Since I brought it up, I’ll include my query letter here.  If you have any questions about the querying process, feel free to ask in the comments!

Dear Mr. Agent,

I am querying you today as a former client of William Morris Endeavor, following a heartfelt decision by my agent to cull his fiction catalogue in favor of celebrity memoir and nonfiction.  This manuscript has not been submitted.
When an assassin burns his cathedral home and leaves one innocent murdered in a style not witnessed in centuries, seventeen-year-old Gabriel Adam’s father reveals that Gabriel is one of four Archangels, born human and sent to stop Armageddon.  Now, he must leave behind dreams of attending NYU to fulfill a prophecy kept secret by a phantom religious sect charged with the pre-biblical traditions of the End of Days.  Thus begins THE SECRET OF GABRIEL ADAM, a 73,000 word young adult novel.
Sixteen hundred years ago, the Roman Empire declared a prophetic book, The Apocalypse of Solomon, heretical and banned it from Biblical canon.  With every copy soon destroyed, all the information it contained to secure mankind’s right to the Earth realm disappeared forever.  However, its secrets survived in the knowledge of a professor, whom today resides in England.  With the assassin still in pursuit, Gabriel and his father travel to the English university town of Durham, hoping that the book will guide them.  Joined there by Micah - the Archangel Michael born as a girl - Gabriel must learn to have faith in himself and accept the role he must play in the coming war without being distracted by his new life as a college student or his religious skepticism.  But with two of the four Archangels hunted down and presumed dead, the only chance at stopping the assassin’s plan to ignite the apocalypse remains hidden inside the Ark of the Covenant, somewhere in Ethiopia.

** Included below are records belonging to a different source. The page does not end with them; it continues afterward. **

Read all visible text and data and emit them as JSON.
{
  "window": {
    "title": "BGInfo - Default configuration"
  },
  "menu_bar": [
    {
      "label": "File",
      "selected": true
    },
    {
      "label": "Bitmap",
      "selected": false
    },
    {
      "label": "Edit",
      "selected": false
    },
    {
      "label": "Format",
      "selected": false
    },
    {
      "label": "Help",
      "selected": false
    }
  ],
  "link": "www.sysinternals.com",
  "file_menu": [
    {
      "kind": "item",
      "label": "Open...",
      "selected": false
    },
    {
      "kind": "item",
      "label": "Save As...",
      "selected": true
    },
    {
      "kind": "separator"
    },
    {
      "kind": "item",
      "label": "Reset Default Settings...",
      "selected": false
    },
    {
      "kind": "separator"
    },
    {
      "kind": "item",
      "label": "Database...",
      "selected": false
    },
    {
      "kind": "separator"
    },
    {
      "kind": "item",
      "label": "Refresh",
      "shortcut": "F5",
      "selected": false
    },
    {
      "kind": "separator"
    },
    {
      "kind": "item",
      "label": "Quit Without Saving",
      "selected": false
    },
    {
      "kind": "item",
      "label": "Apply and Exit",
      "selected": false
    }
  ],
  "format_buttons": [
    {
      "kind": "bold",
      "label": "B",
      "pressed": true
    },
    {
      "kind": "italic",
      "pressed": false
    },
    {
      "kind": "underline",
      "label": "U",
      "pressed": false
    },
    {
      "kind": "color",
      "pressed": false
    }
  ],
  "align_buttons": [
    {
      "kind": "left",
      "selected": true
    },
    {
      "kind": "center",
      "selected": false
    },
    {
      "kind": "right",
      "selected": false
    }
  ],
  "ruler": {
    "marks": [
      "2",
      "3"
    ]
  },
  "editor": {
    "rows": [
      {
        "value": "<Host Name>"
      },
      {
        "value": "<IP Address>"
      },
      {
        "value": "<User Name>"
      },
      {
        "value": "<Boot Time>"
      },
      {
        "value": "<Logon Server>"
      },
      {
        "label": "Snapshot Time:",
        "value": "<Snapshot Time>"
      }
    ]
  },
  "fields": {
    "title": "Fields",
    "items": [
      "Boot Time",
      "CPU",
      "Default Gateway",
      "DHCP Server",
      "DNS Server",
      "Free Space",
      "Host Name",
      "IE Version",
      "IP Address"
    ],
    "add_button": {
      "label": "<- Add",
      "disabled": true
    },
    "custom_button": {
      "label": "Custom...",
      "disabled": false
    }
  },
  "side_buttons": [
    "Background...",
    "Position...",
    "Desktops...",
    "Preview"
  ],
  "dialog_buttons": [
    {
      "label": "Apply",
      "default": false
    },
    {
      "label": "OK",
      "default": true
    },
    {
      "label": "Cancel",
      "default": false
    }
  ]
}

I'm a practicing attorney and have studied international legal systems in England. My time abroad encouraged an academic interest in religious histories throughout the British and Roman Empires. THE SECRET OF GABRIEL ADAM represents the culmination of my research from an agnostic perspective. 

Thank you for your consideration.  Should you like to see more of THE SECRET OF GABRIEL ADAM, please feel free to call or write. 



  1. Great query sounds like an awesome book!